内殿传来瓷器碎裂的声响,但没皇上传唤,无人敢在这个节骨眼上进去触霉头。
沈静姝在殿外心急如焚,掌心浸了层细密的薄汗,殿外也下起蒙蒙细雨。
天色渐黑,宫道上燃起宫灯。
楚婉华从内打开殿门,勾唇浅笑,连步子都轻快许多。
沈静姝忙迎了上去,直到走出明德殿才彻底放心,“奴婢在外光听动静,都要急死了。”
“今日侍奉在内殿的人,一个都活不了。”楚婉华言辞笃定,进轿后让沈静姝上来同乘。
沈静姝神色微愣,心中一暖,随后低头进了轿辇。
她怎么也没想到,楚婉华竟直接将祁渊写在宣纸上的秘密告诉了楚淮奕。
“殿下就不怕,那信中所言是假?”
“这件事上,他不会骗我。”楚婉华撑着下巴向外看去,宫灯在雨幕中不断倒退。
皇宫是她从小长大的地方,如今却承载了太多仇恨,她不会就这样离开,更不会放任仇人在此享乐!
昔日祁渊金蝉脱壳,只身入楚为质,绝境逢生,后一举夺得皇位,大权在握。
今日的她,又何尝不是……
行至宫门时雨势变大,仪仗也已撤去,兰芷和府中侍从备了车驾侯在宫门外。
见轿辇出来,忙撑着伞接应:“这个时辰,殿下可用膳了?”
楚婉华缓缓摇头,膳食一口未动,倒是饮了不少酒,这会酒意渐上,胃里灼的痛。
兰芷话未说完,沈静姝已挑了帘子,“外头雨大,先回府吧。”
楚婉华踩着脚凳上去,车驾内忽然伸出一手,掌心朝上。
沈静姝瞪大了眼,惊讶祁渊居然嚣张至此,祁国皇帝,都跑到楚国宫门前了!
兰芷拉住沈静姝要上马车的手,用眼神示意后面一辆小的车驾。
沈静姝这才反应过来,祁渊怕是在公主府内就上了马车,一直等在宫门外呢,兰芷哪敢和他同乘,这才又另备了车驾。

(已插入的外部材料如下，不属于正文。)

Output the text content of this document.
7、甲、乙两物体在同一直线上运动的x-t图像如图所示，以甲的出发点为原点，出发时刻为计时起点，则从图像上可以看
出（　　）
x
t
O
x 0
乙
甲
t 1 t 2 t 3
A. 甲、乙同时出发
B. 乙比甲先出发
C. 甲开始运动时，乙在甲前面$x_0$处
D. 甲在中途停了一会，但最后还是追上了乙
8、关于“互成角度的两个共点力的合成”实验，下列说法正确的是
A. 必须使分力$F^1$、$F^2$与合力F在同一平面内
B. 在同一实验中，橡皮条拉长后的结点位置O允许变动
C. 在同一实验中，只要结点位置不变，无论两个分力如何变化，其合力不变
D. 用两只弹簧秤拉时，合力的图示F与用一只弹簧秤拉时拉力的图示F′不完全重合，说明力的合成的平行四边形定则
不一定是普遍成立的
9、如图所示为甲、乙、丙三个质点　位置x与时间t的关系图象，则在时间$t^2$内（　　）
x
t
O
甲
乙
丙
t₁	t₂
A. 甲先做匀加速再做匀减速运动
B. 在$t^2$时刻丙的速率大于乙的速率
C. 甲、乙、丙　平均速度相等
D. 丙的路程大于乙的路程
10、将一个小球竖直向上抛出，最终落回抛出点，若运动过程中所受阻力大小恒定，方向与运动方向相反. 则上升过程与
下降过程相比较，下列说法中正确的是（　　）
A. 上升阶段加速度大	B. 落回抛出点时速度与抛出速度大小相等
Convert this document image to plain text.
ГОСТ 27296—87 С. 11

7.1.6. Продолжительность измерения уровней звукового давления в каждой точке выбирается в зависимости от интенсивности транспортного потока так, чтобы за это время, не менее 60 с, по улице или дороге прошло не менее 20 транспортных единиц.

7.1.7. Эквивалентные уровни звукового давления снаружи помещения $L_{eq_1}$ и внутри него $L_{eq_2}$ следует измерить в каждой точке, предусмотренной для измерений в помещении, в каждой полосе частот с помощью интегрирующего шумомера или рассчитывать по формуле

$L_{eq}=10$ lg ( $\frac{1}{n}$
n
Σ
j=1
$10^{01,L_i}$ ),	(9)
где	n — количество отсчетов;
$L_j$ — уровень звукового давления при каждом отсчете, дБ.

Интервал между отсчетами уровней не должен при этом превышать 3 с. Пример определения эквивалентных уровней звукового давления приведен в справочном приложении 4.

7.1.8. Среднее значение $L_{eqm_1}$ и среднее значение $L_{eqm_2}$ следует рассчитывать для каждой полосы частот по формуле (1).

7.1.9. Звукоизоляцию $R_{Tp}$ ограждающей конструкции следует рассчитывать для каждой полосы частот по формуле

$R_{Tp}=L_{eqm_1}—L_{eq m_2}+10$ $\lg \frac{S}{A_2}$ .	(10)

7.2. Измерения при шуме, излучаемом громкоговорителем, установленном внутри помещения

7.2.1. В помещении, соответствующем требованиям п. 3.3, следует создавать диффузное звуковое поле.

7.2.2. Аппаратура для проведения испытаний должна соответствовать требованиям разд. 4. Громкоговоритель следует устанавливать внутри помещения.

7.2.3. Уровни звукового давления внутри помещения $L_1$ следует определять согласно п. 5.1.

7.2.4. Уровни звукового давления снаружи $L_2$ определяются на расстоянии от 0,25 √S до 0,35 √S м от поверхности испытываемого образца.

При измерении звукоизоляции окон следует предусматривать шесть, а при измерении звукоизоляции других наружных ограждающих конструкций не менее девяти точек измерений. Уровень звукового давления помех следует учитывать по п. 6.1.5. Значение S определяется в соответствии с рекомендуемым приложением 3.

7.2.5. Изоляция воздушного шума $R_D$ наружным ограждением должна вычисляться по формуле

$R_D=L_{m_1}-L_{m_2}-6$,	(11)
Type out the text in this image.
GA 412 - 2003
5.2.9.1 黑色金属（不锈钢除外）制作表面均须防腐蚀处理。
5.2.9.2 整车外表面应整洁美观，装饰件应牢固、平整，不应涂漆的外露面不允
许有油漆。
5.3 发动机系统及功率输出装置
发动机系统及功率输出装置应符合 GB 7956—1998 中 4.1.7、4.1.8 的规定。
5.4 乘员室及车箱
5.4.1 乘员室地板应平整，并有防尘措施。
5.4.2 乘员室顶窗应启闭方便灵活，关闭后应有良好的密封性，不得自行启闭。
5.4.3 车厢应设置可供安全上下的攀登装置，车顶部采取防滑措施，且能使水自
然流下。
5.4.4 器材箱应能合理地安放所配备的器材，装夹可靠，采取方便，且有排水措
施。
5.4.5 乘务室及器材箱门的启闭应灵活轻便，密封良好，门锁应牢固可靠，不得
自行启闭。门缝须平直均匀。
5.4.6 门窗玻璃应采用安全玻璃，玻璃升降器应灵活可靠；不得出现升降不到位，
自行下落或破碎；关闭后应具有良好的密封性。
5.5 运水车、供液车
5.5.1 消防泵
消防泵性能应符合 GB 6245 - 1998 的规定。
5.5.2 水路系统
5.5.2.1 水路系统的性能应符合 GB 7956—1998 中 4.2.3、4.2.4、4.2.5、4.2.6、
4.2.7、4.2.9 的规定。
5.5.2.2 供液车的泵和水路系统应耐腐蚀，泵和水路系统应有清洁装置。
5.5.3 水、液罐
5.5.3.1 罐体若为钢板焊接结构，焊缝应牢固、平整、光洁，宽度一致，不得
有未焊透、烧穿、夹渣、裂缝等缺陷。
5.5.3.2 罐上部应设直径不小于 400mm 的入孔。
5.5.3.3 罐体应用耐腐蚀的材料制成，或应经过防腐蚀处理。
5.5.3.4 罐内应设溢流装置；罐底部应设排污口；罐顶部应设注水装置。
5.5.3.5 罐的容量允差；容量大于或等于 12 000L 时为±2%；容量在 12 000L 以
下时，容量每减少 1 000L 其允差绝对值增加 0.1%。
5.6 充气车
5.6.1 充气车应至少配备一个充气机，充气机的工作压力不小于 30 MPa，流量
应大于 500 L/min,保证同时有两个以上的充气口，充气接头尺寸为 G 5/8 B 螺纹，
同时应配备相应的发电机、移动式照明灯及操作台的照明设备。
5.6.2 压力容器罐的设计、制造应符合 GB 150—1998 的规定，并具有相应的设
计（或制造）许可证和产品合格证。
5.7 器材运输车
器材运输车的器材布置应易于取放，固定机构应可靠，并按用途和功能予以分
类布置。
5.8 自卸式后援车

楚婉华刚将手搭进祁渊掌心,就被稳稳扶了进去,“皇城脚下,你也太明目张胆了些。”
“来接昭昭回府,有何不可?”祁渊说的随意,马车也逐渐驶离宫门。
楚婉华有点看不懂祁渊。
若说他有心,却大军压境,掠夺城池,逼她和亲,所有人都觉得祁帝是在报复当年之事。
若说他没心,短短两天,所做所行哪里有半点报复的样子,还替她杀了高卓泄愤。
楚婉华:“朝阳城中,有数不清的人等着看我跌下高位,高卓之流,杀不干净。”
“他的头挂在内侍监,足够警醒到你出嫁那日。”祁渊说着,伸手摩挲她脖颈那处吻痕,并不否认此事:“楚国大乱于你无益,否则,朕连楚淮奕都敢杀。”
楚婉华想起昨夜的耳鬓厮磨,置气似的,侧身拍掉他的手。
看来不止公主府,就连宫中,都已被他的势力渗透不少,当年来楚为质半载,可没少留下东西。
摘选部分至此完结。